The KQL provided above and used to process the raw logs can be improved to match some of the logic described in the MCAS policy:

  • Comparison with the activity from previous seven days (build a list of IPs and locations and use a Kusto “anti” join to exclude them).
  • Enrichment of IP addresses using a threat intel feed or an IP “reputation” provider.
  • Enforcement of scope to apply the detection to include or exclude specific users, applications or IP addresses.

Conclusions
In principle, the MCAS detection policy can be recreated up to a point in Azure Sentinel but is it worth it? This is just one of the 91 current policies enforced by MCAS and Microsoft has an army of engineers working on maintaining these detections.

This brings us to our recommendations around building detections based on raw logs when a fully specialized security control already exists for it: when possible, use dedicated detection tools to focus on their specific area and use Azure Sentinel as the aggregator of signals and SOAR platform. This provides both a single-pane of glass and a single location to build enhanced playbooks to act on the detected events.

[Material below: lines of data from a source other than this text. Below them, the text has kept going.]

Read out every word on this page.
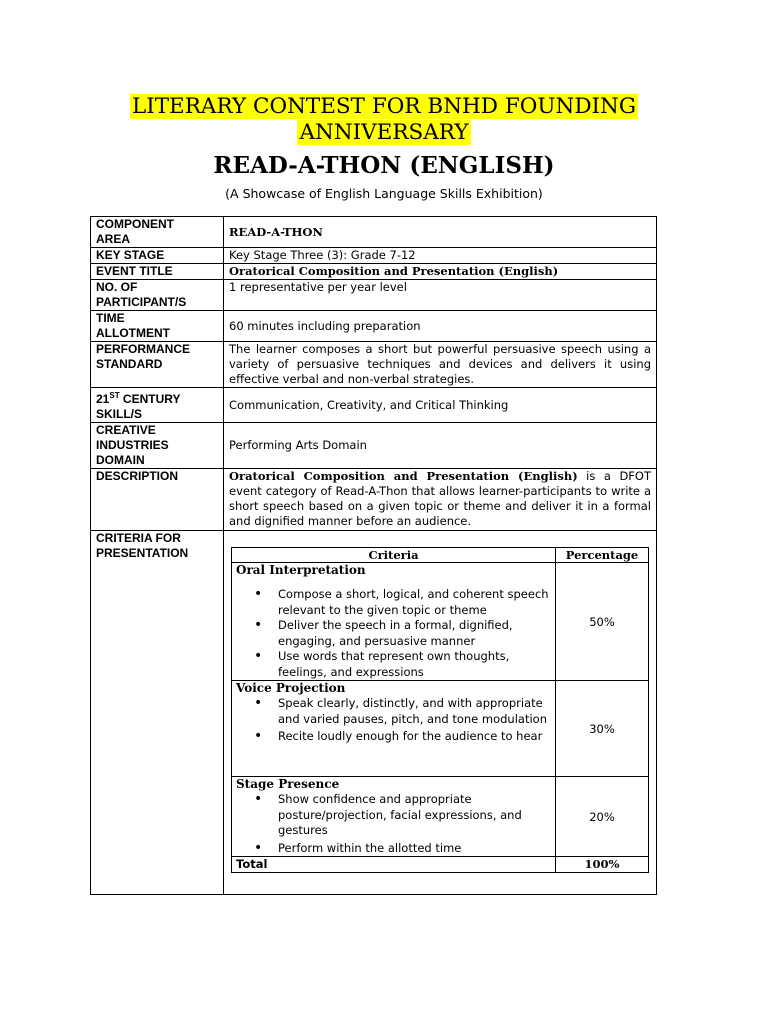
LITERARY CONTEST FOR BNHD FOUNDING
ANNIVERSARY
READ-A-THON (ENGLISH)
(A Showcase of English Language Skills Exhibition)
COMPONENT
AREA	READ-A-THON
KEY STAGE	Key Stage Three (3): Grade 7-12
EVENT TITLE	Oratorical Composition and Presentation (English)
NO. OF
PARTICIPANT/S	1 representative per year level
TIME
ALLOTMENT	60 minutes including preparation
PERFORMANCE
STANDARD	The learner composes a short but powerful persuasive speech using a variety of persuasive techniques and devices and delivers it using effective verbal and non-verbal strategies.
21ST CENTURY
SKILL/S	Communication, Creativity, and Critical Thinking
CREATIVE
INDUSTRIES
DOMAIN	Performing Arts Domain
DESCRIPTION	Oratorical Composition and Presentation (English) is a DFOT event category of Read-A-Thon that allows learner-participants to write a short speech based on a given topic or theme and deliver it in a formal and dignified manner before an audience.
CRITERIA FOR
PRESENTATION		Criteria	Percentage

Oral Interpretation
• Compose a short, logical, and coherent speech relevant to the given topic or theme
• Deliver the speech in a formal, dignified, engaging, and persuasive manner
• Use words that represent own thoughts, feelings, and expressions
	50%

Voice Projection
• Speak clearly, distinctly, and with appropriate and varied pauses, pitch, and tone modulation
• Recite loudly enough for the audience to hear
	30%

Stage Presence
• Show confidence and appropriate posture/projection, facial expressions, and gestures
• Perform within the allotted time
	20%
Total	100%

When it comes to automation for impossible travel events, the potential actions depend on the organization’s IT security policies, its risk appetite, the nature of their applications, and the distribution of their staff around the globe, its VPN usage, MFA implementation, access control, and BYOD policies. 

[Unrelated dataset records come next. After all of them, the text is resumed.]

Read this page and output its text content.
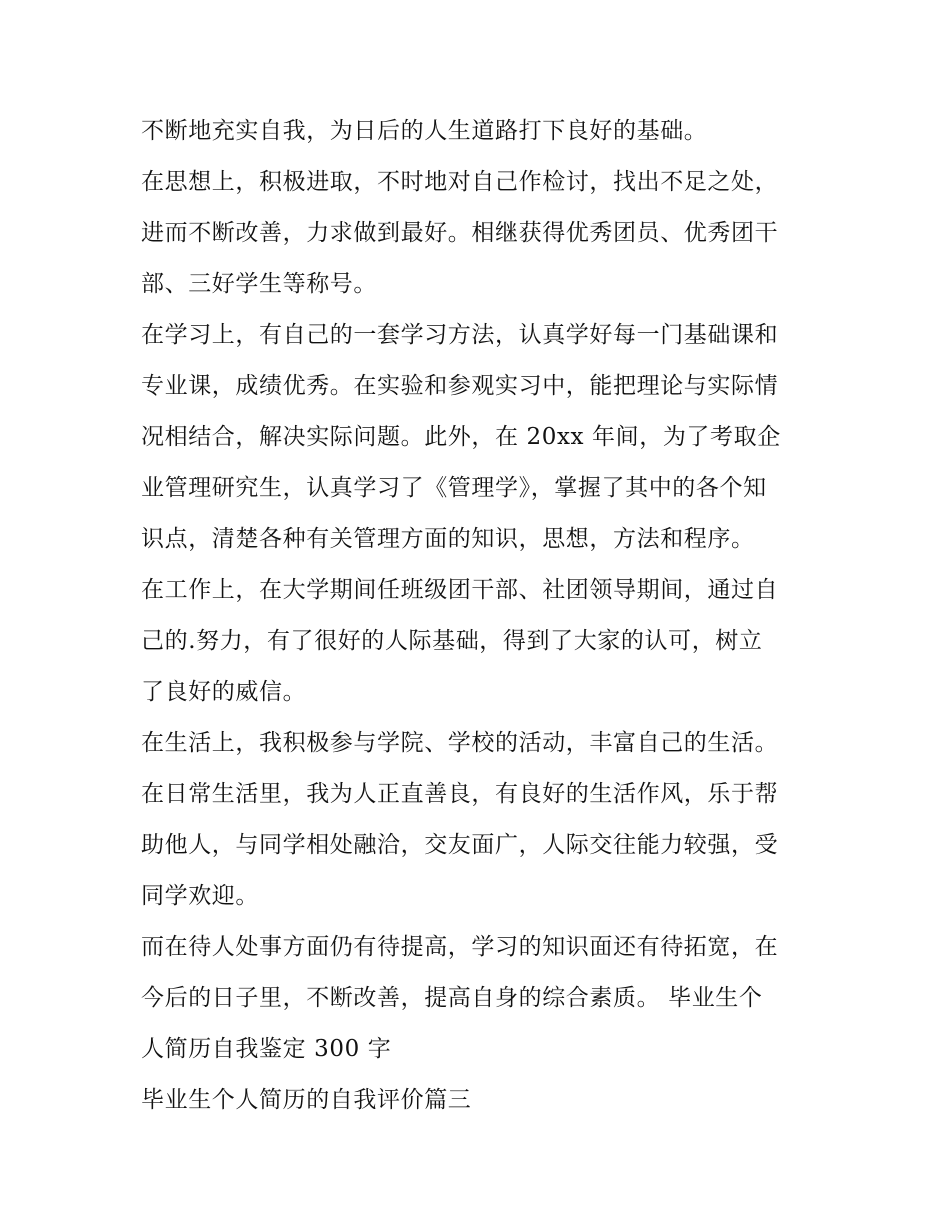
不断地充实自我，为日后的人生道路打下良好的基础。
在思想上，积极进取，不时地对自己作检讨，找出不足之处，
进而不断改善，力求做到最好。相继获得优秀团员、优秀团干
部、三好学生等称号。
在学习上，有自己的一套学习方法，认真学好每一门基础课和
专业课，成绩优秀。在实验和参观实习中，能把理论与实际情
况相结合，解决实际问题。此外，在 20xx 年间，为了考取企
业管理研究生，认真学习了《管理学》，掌握了其中的各个知
识点，清楚各种有关管理方面的知识，思想，方法和程序。
在工作上，在大学期间任班级团干部、社团领导期间，通过自
己的.努力，有了很好的人际基础，得到了大家的认可，树立
了良好的威信。
在生活上，我积极参与学院、学校的活动，丰富自己的生活。
在日常生活里，我为人正直善良，有良好的生活作风，乐于帮
助他人，与同学相处融洽，交友面广，人际交往能力较强，受
同学欢迎。
而在待人处事方面仍有待提高，学习的知识面还有待拓宽，在
今后的日子里，不断改善，提高自身的综合素质。 毕业生个
人简历自我鉴定 300 字
毕业生个人简历的自我评价篇三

Potential actions include:

  • Logon session reset triggered by a number of infringements
  • Account disabling or password reset
  • Manager notifications
  • User notifications
  • Correlation with other incidents from the same user or IP address, anomalies in other activities such as file transfers, hosts accessed, etc.

While traditionally time consuming and difficult to investigate, the impossible travel alerts should at the very least be collected as additional context for use in other types of detections. Azure Sentinel automation rules and playbooks provide the capability to build a wide range of automation, with the main challenge being defining the actual SOAR requirement, rather than implementing it. 

At BlueVoyant, part of our Azure Sentinel implementations we have deployed a range of complex SOAR playbooks to perform all the activities mentioned above. When applicable we always advise our customers on improving the overall visibility into the threat landscape by choosing the optimal combination of tools based on their strengths. 

Adrian Grigorof is the CTO of Managed Sentinel.